There is an obvious Deleuzian angle here – but it’s indirect, in the way that much of the important theory of our time is Deleuzian in one way or another. When Foucault said that we would view the 20th century as Deleuze’s century, he was right – but off by a century. And I don’t really want to dig into the theoretical angle here, but I do want to note how extraordinarily rich in meaning Jonguitud’s mold is. Depending on how you approach the book, it can be seen to be about a vast variety of things. There is the obvious issue of the body – of the way women are socialized to view their bodies from birth to the end of their lives – and how other women often reinforce the pressures and expectations of physical womanhood. What is feminine, what is attractive, what is worth having? In this reading, the mildew is what Sontag called a “punitive […] fantasy” – but Constanza didn’t do anything wrong – except to be born a woman into a patriarchal society that places certain values on certain physical manifestations of feminity and womanhood. And yet – she’s clearly complicit in these narratives to a certain extent – and complicit in something much worse, as it turns out. The most obvious reading of the book would be an ecofeminist one, about how power separates and controls things, how certain forms of speech control and damage. There’s so much here, but it’s hard to really discuss without giving away some crucial details of the book. In some ways, one can read the book as an attempt at connecting the “becoming-minor” with “becoming-woman” as Deleuze and Guattari suggested in their Kafka book (I appear to circle back to Kafka here).

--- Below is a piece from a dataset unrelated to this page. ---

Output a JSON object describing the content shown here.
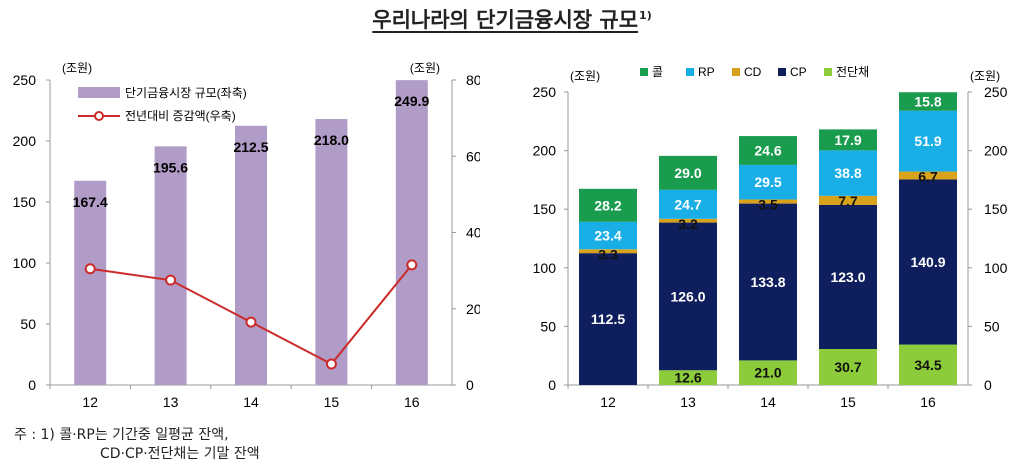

Suffice to say that Paulette Jonguitud’s Mildew is darkly brilliant – condensed but rich, one of the best books of its kind that I can remember reading. Stylistically it’s not without flaws – but it’s not all bad, either. Jonguitud’s English is simple – I am not a fan: simplicity is the most difficult style – there’s nowhere to hide. I sometimes have the suspicion that the reception of writers like Kafka in translation is also one of simplicity of language – in German, there’s nothing simple about Kafka’s language which consists of carefully layered tenses and conditionals, of precariously balanced registers and complex descriptions that can take many readings to unfurl. We don’t get that here. The language in Mildew is plain – but even so, the book is brilliant and everyone should read it.